La sete di notorietà dello Zingaro ricorda Luciano Ciotola che nel film Reality di Matteo Garrone si ossessiona per la partecipazione al Grande Fratello: lo renderebbe famoso, stimato, l’orgoglio della sua famiglia. Lo chiamavano Jeeg Robot è un film sul bisogno di uno schermo, nel senso di una virtualità in cui specchiarsi e proiettarsi quando la vita vera rende tristi e insufficienti. La violenza, la fantascienza, la musica, i videogiochi: tutto serve a trasfigurare la realtà dei fatti potenziandone gli aspetti meno dolorosi ed ingiusti.

La casualità del male

Dopo aver fallito con lo spettacolo, lo Zingaro passa alla delinquenza. Si capisce come in questo mondo di mostri marini, un Luca della Disney ante litteram, in cui le acque del Tevere trasformano gli umani in sovrumani, lo Zingaro ha bisogno di un mondo immaginario tanto quanto Alessia e forse più di Enzo che ne diventa il vero protagonista. Non è un vero cattivo, la violenza è solo una delle opzioni con cui fare “er botto“, per sentirsi vivo.

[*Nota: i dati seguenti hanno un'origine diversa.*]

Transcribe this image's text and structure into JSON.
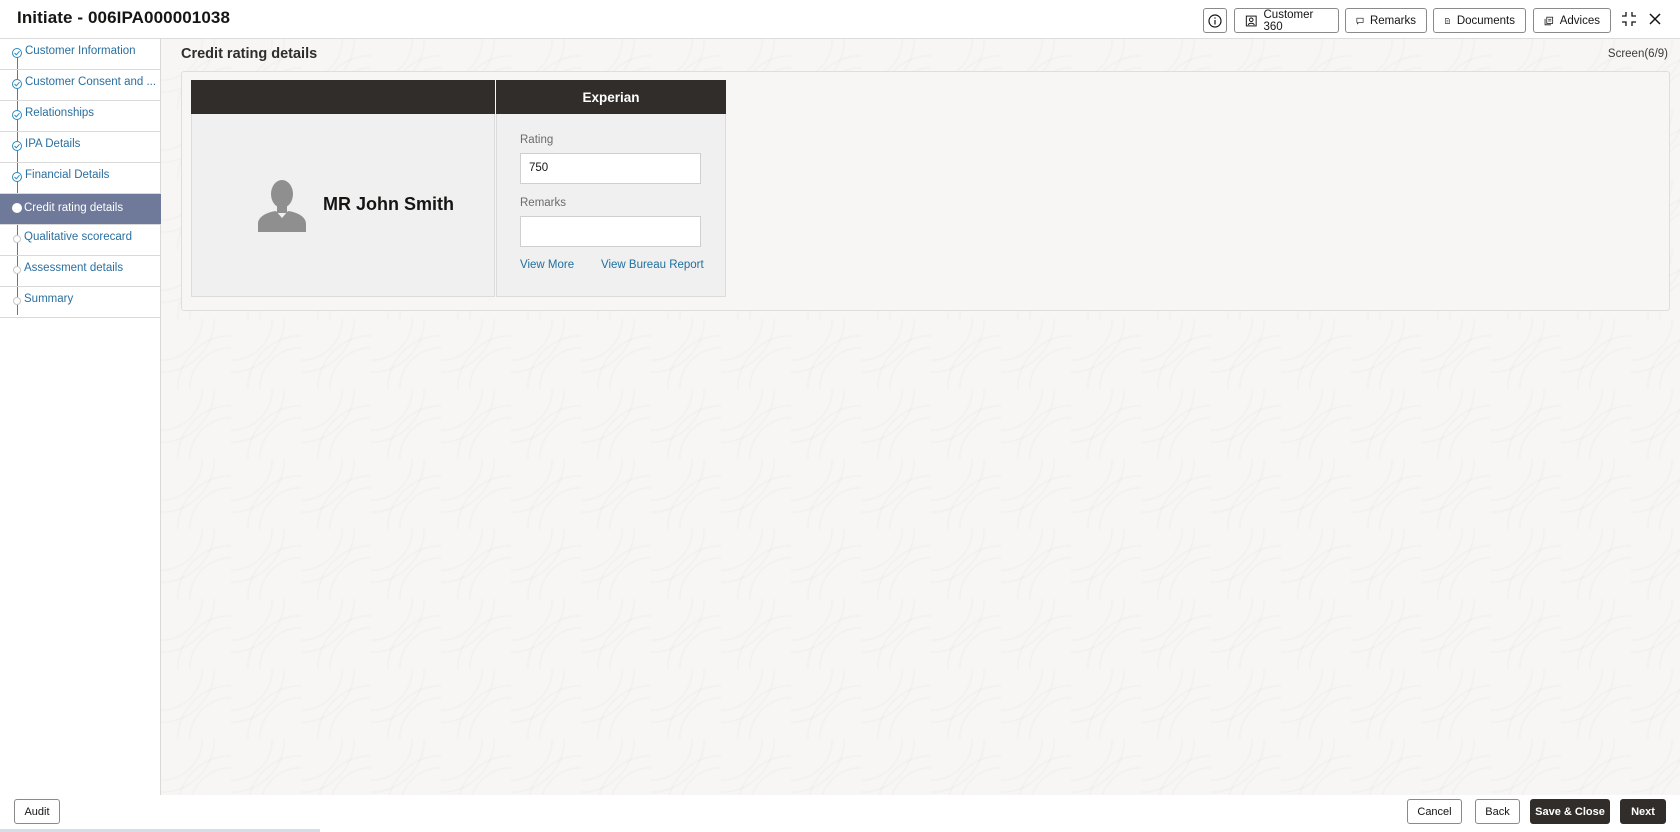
{
  "header": {
    "title": "Initiate - 006IPA000001038",
    "buttons": {
      "customer360": "Customer 360",
      "remarks": "Remarks",
      "documents": "Documents",
      "advices": "Advices"
    }
  },
  "sidebar": {
    "items": [
      {
        "label": "Customer Information",
        "state": "done"
      },
      {
        "label": "Customer Consent and ...",
        "state": "done"
      },
      {
        "label": "Relationships",
        "state": "done"
      },
      {
        "label": "IPA Details",
        "state": "done"
      },
      {
        "label": "Financial Details",
        "state": "done"
      },
      {
        "label": "Credit rating details",
        "state": "active"
      },
      {
        "label": "Qualitative scorecard",
        "state": "pending"
      },
      {
        "label": "Assessment details",
        "state": "pending"
      },
      {
        "label": "Summary",
        "state": "pending"
      }
    ]
  },
  "main": {
    "section_title": "Credit rating details",
    "screen_count": "Screen(6/9)",
    "card": {
      "bureau": "Experian",
      "customer_name": "MR John Smith",
      "rating_label": "Rating",
      "rating_value": "750",
      "remarks_label": "Remarks",
      "remarks_value": "",
      "view_more": "View More",
      "view_bureau_report": "View Bureau Report"
    }
  },
  "footer": {
    "audit": "Audit",
    "cancel": "Cancel",
    "back": "Back",
    "save_close": "Save & Close",
    "next": "Next"
  },
  "colors": {
    "active_nav": "#6f7a9a",
    "dark": "#312d2a",
    "link": "#1f6f9f",
    "step_line": "#2a8bbf"
  }
}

Enzo è stato più fortunato dello Zingaro, perchè qualcuno ci ha creduto al posto suo e gli ha detto: “Salvali tutti, tu che puoi diventare Jeeg“. Questo lo ha trasformato da anonimo ad eroe: la mancanza degli stessi occhi sullo Zingaro l’ha invece reso, da fragile, cattivo.

Lo chiamavano Jeeg Robot ci aspetta da oggi su Infinity+, a ricordarci che il vero atto supereroico è saper vivere la vita di tutti i giorni.